Eurozone ministers back Greek bailout package

13 Mar 12
Eurozone finance ministers have agreed to the latest €130bn bailout package for Greece and stepped up the pressure on Spain to reduce its budget deficit.

By Nick Mann | 13 March 2012

Eurozone finance ministers have agreed to the latest €130bn bailout package for Greece and stepped up the pressure on Spain to reduce its budget deficit.

Meeting in Brussels last night, the ‘eurogroup’ said it welcomed the bond swap deal Greece agreed with its private sector creditors on Friday, which was a key pre-condition of the bailout going ahead.

Speaking after the meeting, the chair of the group, Luxembourg’s prime minister Jean-Claude Juncker, said the bailout package represented an ‘unprecedented’ level of support that would ‘ensure Greece’s future within the euro area’. Eurozone countries will now formally approve the bailout on Wednesday.

Juncker added that he expected a ‘significant’ contribution from the International Monetary Fund towards the bailout package. On Friday, IMF managing director Christine Legard proposed a €28bn contribution, but this still has to be approved by the body’s executive board when it meets on Thursday.

Finance ministers also called on Spain to achieve a greater-than-planned reduction in its budget deficit this year. Earlierthis month, Spain revised its deficit forecast for 2012 up from 4.4% of gross domestic product to 5.8% and also confirmed its deficit was higher than planned last year.

The eurogroup said it welcomed Spain’s commitment to bring its deficit down to below 3% of GDP by 2013, in line with the fiscal compact signed by 25 European Union countries on March 1. But it added that for this goal to be reached, Spain would have to cut its deficit by more than expected this year.

‘The eurogroup assesses that the timely correction of the excessive deficit should be ensured by an additional frontloaded effort of the order of 0.5% of GDP, beyond what has already been announced by the Spanish authorities so far,’ it said.
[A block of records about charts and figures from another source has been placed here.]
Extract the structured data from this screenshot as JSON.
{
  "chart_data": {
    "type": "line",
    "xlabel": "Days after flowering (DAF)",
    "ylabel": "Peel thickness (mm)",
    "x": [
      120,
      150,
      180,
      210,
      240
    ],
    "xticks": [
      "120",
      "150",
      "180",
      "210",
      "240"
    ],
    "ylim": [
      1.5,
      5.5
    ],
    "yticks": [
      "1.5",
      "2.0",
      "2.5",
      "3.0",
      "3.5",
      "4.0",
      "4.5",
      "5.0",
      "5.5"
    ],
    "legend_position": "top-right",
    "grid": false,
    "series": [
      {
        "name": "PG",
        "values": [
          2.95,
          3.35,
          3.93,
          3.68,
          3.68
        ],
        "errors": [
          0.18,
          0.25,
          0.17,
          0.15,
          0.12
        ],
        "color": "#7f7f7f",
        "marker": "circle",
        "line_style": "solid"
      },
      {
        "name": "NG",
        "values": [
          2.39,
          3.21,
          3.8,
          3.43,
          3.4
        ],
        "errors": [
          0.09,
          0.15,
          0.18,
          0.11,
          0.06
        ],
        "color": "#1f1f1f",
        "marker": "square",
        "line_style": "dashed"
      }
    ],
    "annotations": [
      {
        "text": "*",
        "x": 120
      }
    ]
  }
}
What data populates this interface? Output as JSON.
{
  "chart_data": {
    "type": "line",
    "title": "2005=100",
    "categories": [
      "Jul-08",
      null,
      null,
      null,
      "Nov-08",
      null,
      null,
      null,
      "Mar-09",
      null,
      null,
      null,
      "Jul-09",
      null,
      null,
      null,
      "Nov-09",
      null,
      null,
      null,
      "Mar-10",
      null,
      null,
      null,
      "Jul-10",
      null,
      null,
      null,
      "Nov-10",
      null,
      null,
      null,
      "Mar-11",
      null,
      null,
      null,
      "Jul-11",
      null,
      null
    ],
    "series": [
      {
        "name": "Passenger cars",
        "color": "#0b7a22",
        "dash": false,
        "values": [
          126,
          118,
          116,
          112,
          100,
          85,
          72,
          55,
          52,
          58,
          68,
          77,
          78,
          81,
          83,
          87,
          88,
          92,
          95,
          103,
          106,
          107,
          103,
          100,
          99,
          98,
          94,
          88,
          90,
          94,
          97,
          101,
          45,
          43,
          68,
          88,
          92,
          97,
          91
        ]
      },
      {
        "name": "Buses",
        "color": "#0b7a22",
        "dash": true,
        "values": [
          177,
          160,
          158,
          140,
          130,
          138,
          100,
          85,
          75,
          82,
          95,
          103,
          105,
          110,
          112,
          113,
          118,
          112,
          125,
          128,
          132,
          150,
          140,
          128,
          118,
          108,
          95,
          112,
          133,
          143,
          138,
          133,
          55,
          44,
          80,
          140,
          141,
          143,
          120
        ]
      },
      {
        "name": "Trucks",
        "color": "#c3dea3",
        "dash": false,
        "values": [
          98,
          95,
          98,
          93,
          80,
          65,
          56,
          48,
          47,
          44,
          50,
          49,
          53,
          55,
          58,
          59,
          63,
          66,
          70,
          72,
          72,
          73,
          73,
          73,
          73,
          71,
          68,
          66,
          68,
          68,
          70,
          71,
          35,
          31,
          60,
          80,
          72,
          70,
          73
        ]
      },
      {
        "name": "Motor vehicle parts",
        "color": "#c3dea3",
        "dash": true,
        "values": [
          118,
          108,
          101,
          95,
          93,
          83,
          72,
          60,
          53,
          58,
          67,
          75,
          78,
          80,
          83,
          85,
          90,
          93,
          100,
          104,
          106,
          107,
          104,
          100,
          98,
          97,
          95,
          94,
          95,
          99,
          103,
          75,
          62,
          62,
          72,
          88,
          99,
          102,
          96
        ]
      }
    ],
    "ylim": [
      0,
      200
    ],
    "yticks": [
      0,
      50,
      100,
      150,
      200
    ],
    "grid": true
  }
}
This would also require ‘an early adoption and strict implementation of the new mechanisms in the Budget Stability Law on the monitoring and control of budget compliance at different levels of government’. The finance ministers added that the Spanish government had ‘expressed its readiness to consider this in the further budgetary process’.

Spain is expected to finalise its budget for 2012/13 later this month.